Такое будущее дал Мастеру Булгаков: ''Там ждет уже вас дом и старый слуга, свечи уже горят, а скоро они потухнут, потому что вы немедленно встретите рассвет''.
Но и рассвет не рассеет мягкой, как книжная пыль, тьмы. Она собирается в каждой, а не только рембрандтовской картине, чтобы укрыть обжитое пространство от дикого, наружного.
В плоском краю, лишенном естественных – горных – рубежей, надежны лишь рукотворные границы. Поэтому голландские мастера так любят интерьер. Даже тогда, когда художник выходит за двери, он все равно остается внутри. Ведуты их городов составляют дома, напоминающие мебель. Плотно заставленная ею площадь кажется непроницаемой для чужих. Мы можем заглянуть, но не эмигрировать. От соглядатаев жителей отделяет, как на ''Улочке'' Вермеера, подозрительно пустая мостовая, или река без брода, как у него же в ''Виде Дельфта''. Итальянские картины заманивают зрителя, китайские – заводят, голландские - держат на расстоянии вытянутой руки. Подойти ближе мешает прозрачная, как стеклянный гроб, преграда. Не предназначенное к экспорту, это искусство знало свое место и любило свое время. Но мне все равно туда хочется.
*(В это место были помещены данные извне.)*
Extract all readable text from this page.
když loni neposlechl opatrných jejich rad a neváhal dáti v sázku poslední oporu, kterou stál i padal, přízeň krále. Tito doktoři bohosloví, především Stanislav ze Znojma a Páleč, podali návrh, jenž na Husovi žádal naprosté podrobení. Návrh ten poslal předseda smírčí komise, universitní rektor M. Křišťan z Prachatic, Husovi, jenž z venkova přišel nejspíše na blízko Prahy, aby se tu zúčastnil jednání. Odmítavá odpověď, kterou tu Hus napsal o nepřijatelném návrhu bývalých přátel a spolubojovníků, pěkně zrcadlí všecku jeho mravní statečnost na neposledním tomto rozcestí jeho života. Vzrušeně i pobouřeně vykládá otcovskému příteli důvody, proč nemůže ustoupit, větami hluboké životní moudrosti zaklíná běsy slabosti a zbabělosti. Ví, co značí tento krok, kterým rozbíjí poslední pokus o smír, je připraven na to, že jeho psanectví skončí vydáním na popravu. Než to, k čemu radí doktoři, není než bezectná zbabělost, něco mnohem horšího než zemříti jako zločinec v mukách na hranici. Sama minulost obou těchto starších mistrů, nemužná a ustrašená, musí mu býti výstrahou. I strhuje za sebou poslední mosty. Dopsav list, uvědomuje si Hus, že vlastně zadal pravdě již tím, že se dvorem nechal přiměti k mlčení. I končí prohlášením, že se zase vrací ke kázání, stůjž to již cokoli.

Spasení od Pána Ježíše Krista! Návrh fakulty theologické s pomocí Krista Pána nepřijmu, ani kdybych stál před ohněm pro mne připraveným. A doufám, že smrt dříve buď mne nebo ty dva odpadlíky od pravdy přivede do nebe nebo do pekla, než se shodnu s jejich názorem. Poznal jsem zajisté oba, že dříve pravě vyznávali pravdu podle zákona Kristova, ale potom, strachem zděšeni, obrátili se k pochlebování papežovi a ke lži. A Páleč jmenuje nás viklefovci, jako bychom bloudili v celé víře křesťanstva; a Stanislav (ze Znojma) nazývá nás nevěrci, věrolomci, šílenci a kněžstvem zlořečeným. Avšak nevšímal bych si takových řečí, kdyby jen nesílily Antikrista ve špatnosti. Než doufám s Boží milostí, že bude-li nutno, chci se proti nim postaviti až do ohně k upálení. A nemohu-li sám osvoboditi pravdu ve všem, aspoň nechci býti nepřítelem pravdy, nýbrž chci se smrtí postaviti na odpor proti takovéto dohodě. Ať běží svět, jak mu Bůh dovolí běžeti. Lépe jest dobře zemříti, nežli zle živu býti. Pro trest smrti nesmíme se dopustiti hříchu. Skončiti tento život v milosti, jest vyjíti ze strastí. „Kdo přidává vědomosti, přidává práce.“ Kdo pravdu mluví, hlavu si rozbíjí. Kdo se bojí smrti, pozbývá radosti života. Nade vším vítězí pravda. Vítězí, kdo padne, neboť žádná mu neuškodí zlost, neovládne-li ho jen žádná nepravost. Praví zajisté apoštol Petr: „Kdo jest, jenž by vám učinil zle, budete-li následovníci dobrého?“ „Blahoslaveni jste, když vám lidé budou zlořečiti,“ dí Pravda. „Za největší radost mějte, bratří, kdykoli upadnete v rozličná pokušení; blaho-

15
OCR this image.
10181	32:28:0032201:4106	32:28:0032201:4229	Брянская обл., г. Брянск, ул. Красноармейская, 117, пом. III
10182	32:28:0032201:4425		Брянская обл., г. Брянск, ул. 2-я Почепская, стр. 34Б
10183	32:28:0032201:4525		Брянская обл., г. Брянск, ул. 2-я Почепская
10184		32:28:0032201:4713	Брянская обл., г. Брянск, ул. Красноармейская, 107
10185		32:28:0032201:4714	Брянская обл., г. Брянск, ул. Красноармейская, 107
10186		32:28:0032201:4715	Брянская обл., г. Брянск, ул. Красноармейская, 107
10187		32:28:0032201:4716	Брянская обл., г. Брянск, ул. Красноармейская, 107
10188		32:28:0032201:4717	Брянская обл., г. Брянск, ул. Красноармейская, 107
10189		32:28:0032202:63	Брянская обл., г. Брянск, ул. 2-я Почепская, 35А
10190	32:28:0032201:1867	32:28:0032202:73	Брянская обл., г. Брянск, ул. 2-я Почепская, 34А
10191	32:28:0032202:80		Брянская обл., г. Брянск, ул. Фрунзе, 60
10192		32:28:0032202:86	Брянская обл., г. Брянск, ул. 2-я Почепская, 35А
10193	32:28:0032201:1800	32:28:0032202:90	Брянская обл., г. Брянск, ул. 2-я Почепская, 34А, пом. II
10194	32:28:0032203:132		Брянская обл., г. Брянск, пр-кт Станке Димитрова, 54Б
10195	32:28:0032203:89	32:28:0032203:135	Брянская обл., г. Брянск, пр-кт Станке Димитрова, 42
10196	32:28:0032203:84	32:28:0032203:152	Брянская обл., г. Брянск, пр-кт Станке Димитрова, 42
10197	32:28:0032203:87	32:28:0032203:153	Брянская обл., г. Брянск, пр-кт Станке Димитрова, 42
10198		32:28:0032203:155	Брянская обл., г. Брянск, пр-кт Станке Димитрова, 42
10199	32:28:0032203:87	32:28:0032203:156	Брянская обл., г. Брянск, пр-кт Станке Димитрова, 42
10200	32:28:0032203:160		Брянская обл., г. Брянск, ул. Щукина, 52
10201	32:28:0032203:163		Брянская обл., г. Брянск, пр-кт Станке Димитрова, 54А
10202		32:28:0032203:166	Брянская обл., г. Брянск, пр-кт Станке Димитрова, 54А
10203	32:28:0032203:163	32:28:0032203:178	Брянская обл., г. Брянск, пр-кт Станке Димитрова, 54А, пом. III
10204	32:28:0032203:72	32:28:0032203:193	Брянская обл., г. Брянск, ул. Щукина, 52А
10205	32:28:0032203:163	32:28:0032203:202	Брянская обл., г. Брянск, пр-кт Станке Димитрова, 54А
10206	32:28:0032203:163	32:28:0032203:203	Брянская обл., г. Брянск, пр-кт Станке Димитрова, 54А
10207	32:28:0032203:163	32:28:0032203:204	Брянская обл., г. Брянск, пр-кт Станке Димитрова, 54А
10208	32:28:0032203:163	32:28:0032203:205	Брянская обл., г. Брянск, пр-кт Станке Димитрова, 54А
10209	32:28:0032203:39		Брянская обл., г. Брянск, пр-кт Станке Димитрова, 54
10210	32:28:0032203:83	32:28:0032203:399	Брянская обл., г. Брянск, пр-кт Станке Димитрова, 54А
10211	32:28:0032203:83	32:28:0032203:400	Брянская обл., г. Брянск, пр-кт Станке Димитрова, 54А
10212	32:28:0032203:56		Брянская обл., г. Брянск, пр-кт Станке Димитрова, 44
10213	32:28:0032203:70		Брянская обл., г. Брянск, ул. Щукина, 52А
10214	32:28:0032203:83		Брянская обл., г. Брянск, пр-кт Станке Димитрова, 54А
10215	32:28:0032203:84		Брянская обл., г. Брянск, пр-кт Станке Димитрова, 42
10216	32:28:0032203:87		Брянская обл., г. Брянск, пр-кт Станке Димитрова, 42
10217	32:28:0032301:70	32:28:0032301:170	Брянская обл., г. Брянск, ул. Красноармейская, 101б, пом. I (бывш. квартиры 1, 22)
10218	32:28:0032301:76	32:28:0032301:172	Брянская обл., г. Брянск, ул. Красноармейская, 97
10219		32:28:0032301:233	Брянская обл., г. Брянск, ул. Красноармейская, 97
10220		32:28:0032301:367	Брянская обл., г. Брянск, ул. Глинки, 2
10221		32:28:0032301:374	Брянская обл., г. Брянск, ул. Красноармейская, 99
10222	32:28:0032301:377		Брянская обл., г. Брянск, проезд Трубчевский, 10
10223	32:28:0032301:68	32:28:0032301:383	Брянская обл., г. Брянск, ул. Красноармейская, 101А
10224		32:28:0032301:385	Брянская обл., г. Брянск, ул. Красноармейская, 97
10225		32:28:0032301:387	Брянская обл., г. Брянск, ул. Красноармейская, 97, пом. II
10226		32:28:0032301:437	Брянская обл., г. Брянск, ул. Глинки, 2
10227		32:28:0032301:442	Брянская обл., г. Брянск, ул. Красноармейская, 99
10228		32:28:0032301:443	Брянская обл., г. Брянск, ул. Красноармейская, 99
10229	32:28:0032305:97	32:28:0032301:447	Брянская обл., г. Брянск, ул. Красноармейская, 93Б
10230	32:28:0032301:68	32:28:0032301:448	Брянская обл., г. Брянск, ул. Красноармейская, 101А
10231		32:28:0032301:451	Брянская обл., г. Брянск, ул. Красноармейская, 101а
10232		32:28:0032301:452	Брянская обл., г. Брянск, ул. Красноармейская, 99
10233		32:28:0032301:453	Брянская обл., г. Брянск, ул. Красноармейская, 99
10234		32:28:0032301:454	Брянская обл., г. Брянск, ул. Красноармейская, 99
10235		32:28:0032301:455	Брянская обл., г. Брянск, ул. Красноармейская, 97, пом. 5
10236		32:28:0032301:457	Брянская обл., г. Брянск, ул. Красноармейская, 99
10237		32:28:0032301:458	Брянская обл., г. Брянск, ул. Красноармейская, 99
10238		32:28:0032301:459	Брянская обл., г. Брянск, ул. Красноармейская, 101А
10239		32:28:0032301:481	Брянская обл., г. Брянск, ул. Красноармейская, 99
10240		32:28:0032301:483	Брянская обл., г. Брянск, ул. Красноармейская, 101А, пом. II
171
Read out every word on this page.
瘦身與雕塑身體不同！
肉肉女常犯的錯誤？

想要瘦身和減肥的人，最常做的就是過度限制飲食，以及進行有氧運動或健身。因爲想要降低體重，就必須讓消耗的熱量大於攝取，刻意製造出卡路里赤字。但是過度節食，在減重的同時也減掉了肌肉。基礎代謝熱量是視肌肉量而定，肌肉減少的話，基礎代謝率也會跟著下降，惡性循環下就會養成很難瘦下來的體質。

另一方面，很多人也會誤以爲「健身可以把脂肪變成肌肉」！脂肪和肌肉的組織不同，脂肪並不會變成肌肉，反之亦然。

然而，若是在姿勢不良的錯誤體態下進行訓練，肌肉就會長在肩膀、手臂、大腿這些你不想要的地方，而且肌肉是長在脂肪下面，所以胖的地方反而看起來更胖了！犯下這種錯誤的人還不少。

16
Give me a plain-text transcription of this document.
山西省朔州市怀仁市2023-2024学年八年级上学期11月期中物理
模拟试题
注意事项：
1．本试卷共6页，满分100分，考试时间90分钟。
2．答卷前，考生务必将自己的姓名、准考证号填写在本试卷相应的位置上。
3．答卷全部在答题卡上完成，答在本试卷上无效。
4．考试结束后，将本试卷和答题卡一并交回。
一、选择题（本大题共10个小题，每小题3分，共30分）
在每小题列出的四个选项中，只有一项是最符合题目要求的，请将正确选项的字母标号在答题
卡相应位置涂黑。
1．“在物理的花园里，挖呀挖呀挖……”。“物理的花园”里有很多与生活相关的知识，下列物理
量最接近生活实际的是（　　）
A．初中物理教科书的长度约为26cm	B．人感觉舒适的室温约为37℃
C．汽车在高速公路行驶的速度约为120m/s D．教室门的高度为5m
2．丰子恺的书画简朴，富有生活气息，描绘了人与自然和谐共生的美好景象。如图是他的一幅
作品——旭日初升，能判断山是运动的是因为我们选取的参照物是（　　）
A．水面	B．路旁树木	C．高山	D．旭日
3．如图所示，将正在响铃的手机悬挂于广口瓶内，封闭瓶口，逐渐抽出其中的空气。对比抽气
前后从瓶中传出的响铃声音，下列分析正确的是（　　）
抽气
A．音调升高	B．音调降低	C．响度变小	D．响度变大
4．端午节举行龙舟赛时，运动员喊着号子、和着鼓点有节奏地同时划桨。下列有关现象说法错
Нечто подобное я еще застал, но не в Амстердаме, сдавшемся более вульгарным радостям жизни, а в глухих углах страны, где на вымытых с прежним усердием переулках стоят насквозь прозрачные дома с не занавешенными окнами. Они будто бы гордятся тем, что им нечего прятать. На самом деле - не от кого. Кто мог, уже уехал. Я бы остался. Тем более что в Голландии все еще рисуют, в том числе - на коровах, обреченно подставляющих живописцам тучные бока под пеструю рекламу отелей.